The market drop in 2008 and 2009 was about a 50% hit on new equipment; however, sales are growing again, said Ron Slee, a Rancho Mirage, Calif.-based industry consultant.

“They’re about a quarter to a third lower than where we were in 2007,” he said. “But we’re feeling better because equipment’s getting better.” The dealer's market share on parts is likely no more than 30%, while service was around 20%, he added.

“One of the things that’s interesting in our industry is, from an equipment perspective, we’re measured in market share to about the 20th decimal place. In parts and service, we haven’t got a clue,” Slee explained. “So, all of us that focus in the parts and service are given a pass on performance, which has always bothered me.

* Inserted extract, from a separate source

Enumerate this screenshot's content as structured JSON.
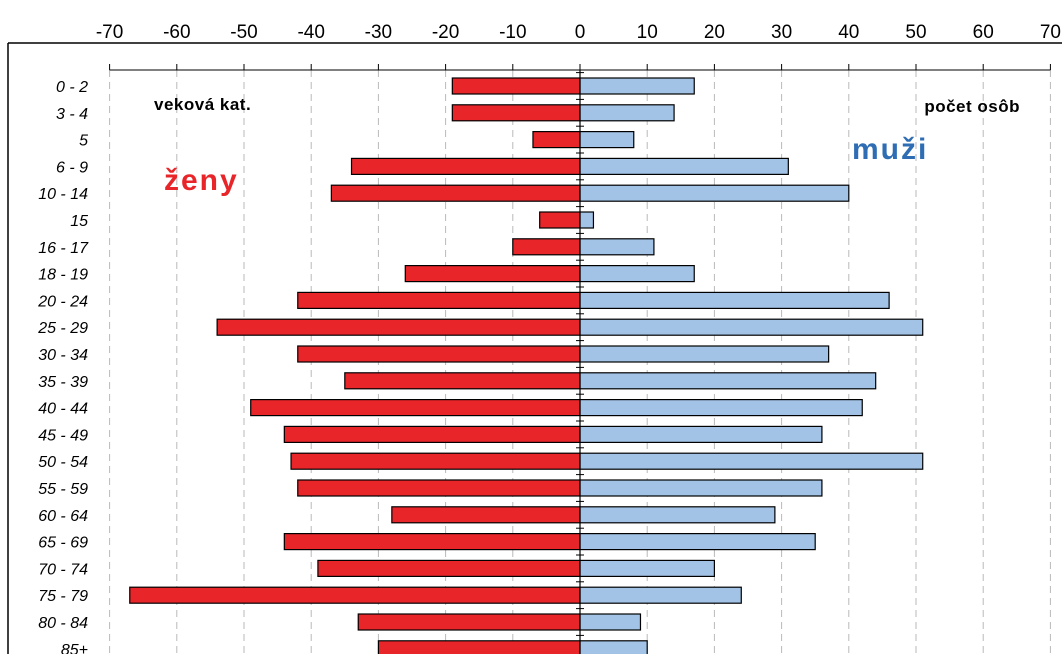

"Somewhere at some time, we had 100% market share on labor," Slee continued. "If we don’t pay attention, we’re going to lose our market share altogether when, at the same time, manufacturers are trying desperately to help us."

More than 100 firms exhibited their latest equipment offerings as part of the meeting's two-day CONDEX trade show, while panelists from across industry lines gathered during the educational and keynote sessions to discuss the state of the dealership business.

Marty Regalia, senior vice president for economic and tax policy and chief economist at the U.S. Chamber of Commerce, acknowledged that the economy has grown, meaning positive things for equipment dealers. But several hurdles remain.

“We’ve seen consumption pick up for two reasons: Income growth has continued at a fairly modest pace, but at least it has been positive. So, total payroll has gone up,” Regalia said, adding that personal wealth decreased by $15 trillion during the recession but is climbing back again.

"We’ll see a willingness for consumers to spend to increase,” he said.

The second reason for the rise in consumption, according to Regalia, is that investment is going to gradually come back as the economy picks up and gains momentum.